What You Need To Know About Bear Markets

The bullish pundits of the Twittersphere; the pros who never met a stock market they didn’t like, grow increasingly quiet at these times; or masterfully through the art of words, combined with short memories of investors and blatantly false narratives, still manage to maintain their personas as ‘market mavens’. As wordsmiths, they cleverly ameliorate the damage that market bears create.

It is crucial for investors to do their own homework, seek second opinions, and not allow their financial partners and the media to minimize the potential carnage bears can inflict on portfolios and financial goals.

So, what is a bear market?

A bear occurs when stock prices fall 20% from the previous high.
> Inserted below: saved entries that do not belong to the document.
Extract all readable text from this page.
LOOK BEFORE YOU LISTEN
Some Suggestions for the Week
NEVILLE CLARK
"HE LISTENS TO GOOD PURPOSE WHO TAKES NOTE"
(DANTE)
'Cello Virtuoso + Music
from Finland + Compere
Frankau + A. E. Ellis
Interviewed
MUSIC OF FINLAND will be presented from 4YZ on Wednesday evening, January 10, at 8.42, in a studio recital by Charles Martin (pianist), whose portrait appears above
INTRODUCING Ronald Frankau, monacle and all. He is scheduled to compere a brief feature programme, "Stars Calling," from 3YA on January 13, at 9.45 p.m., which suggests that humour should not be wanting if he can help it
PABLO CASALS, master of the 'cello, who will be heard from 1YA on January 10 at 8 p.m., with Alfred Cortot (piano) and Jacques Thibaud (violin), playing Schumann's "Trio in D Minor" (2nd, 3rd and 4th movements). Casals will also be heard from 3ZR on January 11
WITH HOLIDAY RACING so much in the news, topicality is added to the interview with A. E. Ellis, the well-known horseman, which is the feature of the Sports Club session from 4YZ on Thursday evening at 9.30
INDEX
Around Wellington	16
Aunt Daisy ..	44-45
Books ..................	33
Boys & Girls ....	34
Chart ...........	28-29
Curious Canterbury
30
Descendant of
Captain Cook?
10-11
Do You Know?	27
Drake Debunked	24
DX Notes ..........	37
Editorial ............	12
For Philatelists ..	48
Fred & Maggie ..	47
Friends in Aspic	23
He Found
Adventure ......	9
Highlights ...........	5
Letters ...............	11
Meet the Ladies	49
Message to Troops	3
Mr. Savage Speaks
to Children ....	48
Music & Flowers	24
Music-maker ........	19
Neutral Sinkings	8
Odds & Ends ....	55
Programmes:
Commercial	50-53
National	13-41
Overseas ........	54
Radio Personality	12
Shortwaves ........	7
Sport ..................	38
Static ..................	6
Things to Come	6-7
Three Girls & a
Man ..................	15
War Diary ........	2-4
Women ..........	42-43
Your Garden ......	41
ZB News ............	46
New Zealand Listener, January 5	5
Unfortunately, we haven’t had a bear market in years; even corrections (10% off the prior high), feel much worse. Spirit memories of the financial crisis are beginning to stir; investors I encounter have 2008 and 2009 in their thoughts and on their lips. Personally, I don’t believe this is redux of the Great Recession. However, I’m sort of relieved how investors bring it up only because the recent market routing is shaking up complacency.

A few facts as of this writing:

Small-cap indices are in an official bear market.

More than half of S&P 500 large company stocks are in bear market territory.

Energy, financials and materials sectors are in a bear markets and industrials are at the cusp.

Utilities, healthcare and consumer staples as the ‘defensive’ areas of the stock market are in correction or pullback which makes sense as money tends to flow to these sectors when the crowd belief is an economic slowdown or recession is imminent. Intuitively, it makes sense – Regardless of economic conditions, consumers are still going to eat, turn on their lights and require healthcare. Ostensibly, as market conditions deteriorate, these sectors inevitably falter.

So, what is the money truth about bear markets?

They occur more often than you think or are told by pundit guests on financial entertainment channels.

I know. Shocking.

Doug Short, one of the finest and thorough economic and market analysts next to Lance Roberts, busts the myth which appears prevalent in media: Bear markets occur 20% of the time, bulls 80%. This is false and dangerous to believe.